Bagaimana lagi kalau keluarga sang pasien menentang
hal ini sedang si pasien sendiri memohonnya? Mana yang
anda nilai lebih berhak anda ikuti, keluarga pasien
atau pasien sendiri atau nurani anda? Masalahnya sudah
masuk dalam lingkup public karena bersentuhan dengan
kepentingan banyak orang (pasien vs. keluarga pasien
vs. anda sendiri).
Contoh yang anda berikan tentang seorang gadis yang
terjun ke dunia pelacuran dengan alasan satu2nya jalan
untuk menyelamatkan keluarganya tidak klop dengan
argumentasi yang anda mau pertahankan, dengan alasan:
1. Apakah menjadi pelacur ini sesuai dengan "nurani"

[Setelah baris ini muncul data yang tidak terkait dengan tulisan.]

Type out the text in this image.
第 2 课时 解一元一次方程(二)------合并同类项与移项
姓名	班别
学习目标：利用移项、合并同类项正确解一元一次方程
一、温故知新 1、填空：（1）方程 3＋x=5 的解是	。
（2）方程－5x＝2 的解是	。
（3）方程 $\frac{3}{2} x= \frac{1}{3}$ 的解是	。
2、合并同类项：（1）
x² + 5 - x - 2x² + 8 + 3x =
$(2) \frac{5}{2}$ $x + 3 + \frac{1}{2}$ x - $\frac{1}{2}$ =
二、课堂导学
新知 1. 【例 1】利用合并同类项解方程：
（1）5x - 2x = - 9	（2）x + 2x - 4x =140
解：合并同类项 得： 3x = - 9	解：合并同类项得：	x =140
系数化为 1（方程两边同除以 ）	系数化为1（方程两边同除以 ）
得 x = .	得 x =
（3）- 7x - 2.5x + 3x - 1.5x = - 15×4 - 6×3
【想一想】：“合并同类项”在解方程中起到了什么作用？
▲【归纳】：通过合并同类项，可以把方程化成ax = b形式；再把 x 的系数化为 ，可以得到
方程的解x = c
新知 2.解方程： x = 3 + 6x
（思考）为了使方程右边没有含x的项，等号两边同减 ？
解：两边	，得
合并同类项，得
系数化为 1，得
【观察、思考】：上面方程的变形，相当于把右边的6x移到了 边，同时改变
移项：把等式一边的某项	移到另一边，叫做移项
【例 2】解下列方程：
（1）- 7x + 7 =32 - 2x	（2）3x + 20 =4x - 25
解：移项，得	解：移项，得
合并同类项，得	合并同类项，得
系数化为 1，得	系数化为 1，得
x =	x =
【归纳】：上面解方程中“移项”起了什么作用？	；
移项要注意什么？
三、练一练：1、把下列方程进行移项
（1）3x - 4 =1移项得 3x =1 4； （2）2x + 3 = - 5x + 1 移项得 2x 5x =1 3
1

mereka? Apakah nurani mereka tidak merasakan
sedikitpun rasa "malu" dan "keberatan" untuk merelakan
kehormatannya dinikmati banyak orang hanya dengan
alasan "'SATU2NYA' jalan untuk menyelamatkan
keluarga". Perasaan guilty akibat suatu perbuatan bisa
disurpressed dengan berbagai excuses dan bila sudah
terbiasa melakukan perbuatan tsb perasaan ini akan
mengendap dibawah alam bawah sadar sehingga sulit
untuk dirasa. "Kalla bal rana 'ala qulubihim ma kanu
yaksibun" (83:14).
Banyak wanita yang lebih memilih mati daripada
kehilangan kehormatannya atau melacurkan diri. Apakah
"nurani" kelompok ini dengan "nurani" kelompok yang
memilih melacur jauh beda? Apa yang menyebabkan
"nurani" satu orang bisa beda dengan
"nurani" orang lain? Kalau menurut anda setiap orang
berhak melakukan apa saja atas dasar nurani mereka
masing2, sedang tidak sedikit kita jumpai adanya
perbedaan antar "nurani" orang satu dengan lainnya dan
sering terjadi konflik, kita balik lagi ke square one
lagi seperti posting saya sebelumnya.
Pertanyaan mendasar keluar lagi: Apa patokannya anda
bisa bilang satu perbuatan seseorang bisa dibilang
didasarkan pada nuraninya (consciousness)? Dan apa
kriterianya perbuatan tsb bisa dibilang ethical/
morally acceptable?
2. Apakah terjunnya gadis tsb ke pelacuran ini tidak
akan melibatkan kepentingan pihak lain? Bagaimana
dengan keluarganya yang kemungkinan besar akan sangat
keberatan bila akhirnya mengetahui apa yang terjadi?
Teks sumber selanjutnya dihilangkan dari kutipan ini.